I've been on the Bac-journey for 4 weeks now. I titrated up within a week to about 100mg. I experienced different SE's. First i slept very well (which I was not used to), nowadays I get 'by' with 3/4 hours a day. I stay awake at night very, very easily and at daytime I also very active, untill a sudden hot of tiredness which I can hardly resist.
I do this with approval of my psychiatrist.
Yesterday, I had a dinner with friends. I let them poor me a glass of wine. During dinner I switched the glass to the left of my plate, then to the right, et vice versa. The conversation was pretty boring and normally I'd drink myself to the level of conversation, just to be more fun and enjoying myself more. Not yesterday! When the dinner was over and I helped cleaning the table, I found myself getting my full glass of wine bringing to the kitchen. This had never ever happened before in my lifetime. I felt kind of proud, but it had really nothing to do with the 'will'. But then, when I came home, I took a really cold beer and kind of enjoyed it. I went to the night-store to get cigarettes and I took with me 3 other beers (half-liters). I drank one half of the half liters. Pretty strange right?

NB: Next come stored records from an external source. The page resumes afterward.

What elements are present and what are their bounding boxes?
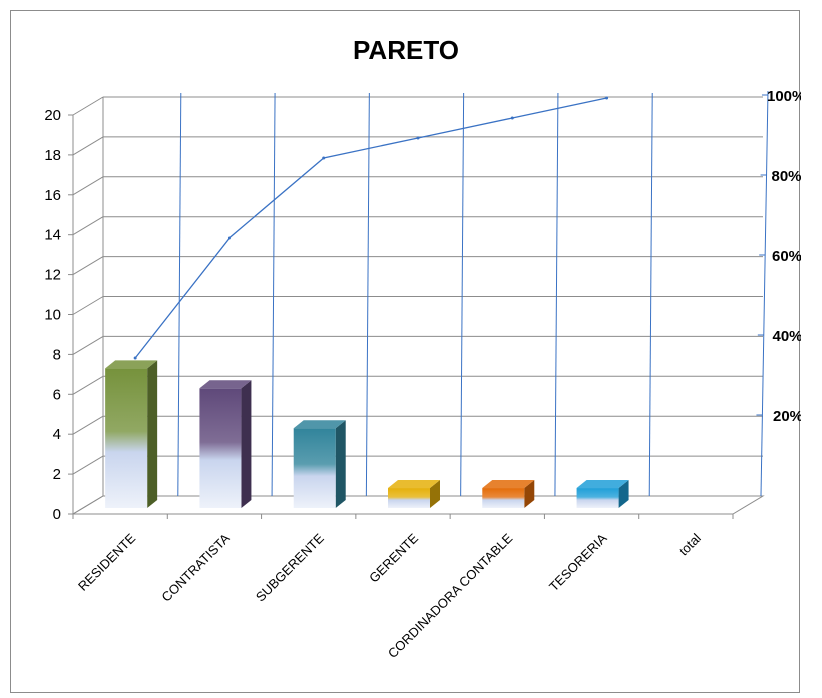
bar-side bbox=[430, 480, 440, 508]
bar-front bbox=[576, 488, 619, 508]
y2-tick-label: 40% bbox=[773, 328, 802, 345]
y-tick-label: 14 bbox=[44, 227, 61, 244]
bar-front bbox=[388, 488, 430, 508]
x-tick-label: RESIDENTE bbox=[75, 530, 138, 593]
bar-front bbox=[199, 388, 242, 508]
gridline-side bbox=[72, 296, 104, 315]
bar-top bbox=[388, 480, 440, 489]
bar-front bbox=[105, 368, 148, 508]
category-divider-line bbox=[177, 92, 182, 497]
chart-title: PARETO bbox=[353, 35, 459, 65]
bar-gerente bbox=[388, 480, 440, 508]
y-tick-label: 10 bbox=[44, 307, 61, 324]
bar-residente bbox=[105, 360, 158, 508]
cumulative-point bbox=[510, 116, 514, 120]
secondary-y-axis-line bbox=[760, 90, 769, 497]
category-divider-line bbox=[271, 92, 276, 497]
y-axis-ticks: 0 2 4 6 8 10 12 14 16 18 20 bbox=[44, 107, 61, 523]
gridline-side bbox=[72, 256, 104, 276]
bar-side bbox=[147, 360, 158, 508]
bar-side bbox=[241, 380, 252, 508]
y2-tick-label: 60% bbox=[772, 248, 801, 265]
axes bbox=[68, 114, 734, 519]
cumulative-point bbox=[133, 356, 137, 360]
bar-side bbox=[524, 480, 535, 508]
y-tick-label: 18 bbox=[44, 147, 61, 164]
cumulative-point bbox=[227, 236, 231, 240]
category-divider-line bbox=[365, 92, 370, 497]
category-divider-line bbox=[648, 92, 653, 497]
cumulative-percentage-line bbox=[134, 97, 607, 359]
bar-top bbox=[482, 480, 535, 489]
chart-area: PARETO 0 2 4 6 8 10 12 14 16 18 20 20% 40% 60% 80% 100… bbox=[10, 10, 801, 693]
bar-subgerente bbox=[293, 420, 346, 508]
cumulative-point bbox=[605, 96, 609, 100]
category-divider-lines bbox=[177, 90, 769, 497]
gridline-side bbox=[72, 495, 104, 515]
gridline-side bbox=[72, 455, 104, 475]
y-tick-label: 16 bbox=[44, 187, 61, 204]
cumulative-line bbox=[133, 96, 609, 360]
y-tick-label: 8 bbox=[53, 346, 61, 363]
x-tick-label: CONTRATISTA bbox=[158, 530, 232, 604]
cumulative-point bbox=[416, 136, 420, 140]
x-tick-label: GERENTE bbox=[366, 530, 421, 585]
y-tick-label: 12 bbox=[44, 267, 61, 284]
y2-tick-label: 80% bbox=[772, 168, 802, 185]
y-tick-label: 6 bbox=[53, 386, 61, 403]
pareto-chart: PARETO 0 2 4 6 8 10 12 14 16 18 20 20% 40% 60% 80% 100… bbox=[44, 35, 801, 661]
category-divider-line bbox=[554, 92, 559, 497]
bar-top bbox=[576, 480, 629, 489]
x-tick-label: SUBGERENTE bbox=[253, 530, 327, 604]
y2-tick-label: 20% bbox=[773, 408, 801, 425]
y-tick-label: 0 bbox=[53, 506, 61, 523]
bar-top bbox=[293, 420, 346, 429]
bar-tesoreria bbox=[576, 480, 629, 508]
bars bbox=[105, 360, 629, 508]
gridline-side bbox=[72, 96, 104, 116]
y2-tick-label: 100% bbox=[767, 88, 801, 105]
bar-front bbox=[482, 488, 525, 508]
gridline-side bbox=[72, 176, 104, 196]
cumulative-point bbox=[322, 156, 326, 160]
y-tick-label: 20 bbox=[44, 107, 61, 124]
bar-front bbox=[293, 428, 336, 508]
gridline-side bbox=[72, 415, 104, 435]
bar-side bbox=[335, 420, 346, 508]
gridline-side bbox=[72, 136, 104, 156]
bar-top bbox=[105, 360, 158, 369]
x-tick-label: total bbox=[676, 530, 704, 558]
x-axis-ticks: RESIDENTE CONTRATISTA SUBGERENTE GERENTECOR… bbox=[75, 530, 704, 661]
gridline-side bbox=[72, 335, 104, 355]
gridline-side bbox=[72, 216, 104, 236]
y-tick-label: 4 bbox=[53, 426, 61, 443]
bar-side bbox=[618, 480, 629, 508]
y-tick-label: 2 bbox=[53, 466, 61, 483]
bar-cordinadora-contable bbox=[482, 480, 535, 508]
bar-top bbox=[199, 380, 252, 389]
secondary-y-axis-ticks: 20% 40% 60% 80% 100% bbox=[756, 88, 801, 425]
x-tick-label: TESORERIA bbox=[546, 530, 610, 594]
gridline-side bbox=[72, 375, 104, 395]
category-divider-line bbox=[460, 92, 465, 497]
bar-contratista bbox=[199, 380, 252, 508]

While titrating up, my alcohol-abuse went down enormously, but still drinking.
Now, my theory is that maybe it a gradual proces and I'm not there yet.
My psychiatrist is getting a littlebit concerned because of the SE's I'm experiencing (insomnia, I forget about Everything, I'm not really in contact with my body, I sometimes really get 'hit' after taking a dose). His other clients didn't reach for the mythical switch and felt comfortable enough with about 100-120 mg/d. For him, this is also unknown territory and is allowed to subscribe 80 mg/d. He asked me to stay in close contact when going above 300 mg/d.
So, I would like to hear/read experiences from members who have been at the point where I am now: high doses of Bac and gradually decreased cravings. Do you really KNOW when you reach the switch? My psychiatrist also would like to know that He knows I'm very determined, even though I listen carefully to my body. Right now all the information we have is mostly the info I get from MWO. We both do not want this thing to go wrong, like an epilectic attack or something like that. So, basicly, I feel a need to be reassured right now, I guess. I hope my story makes any sense.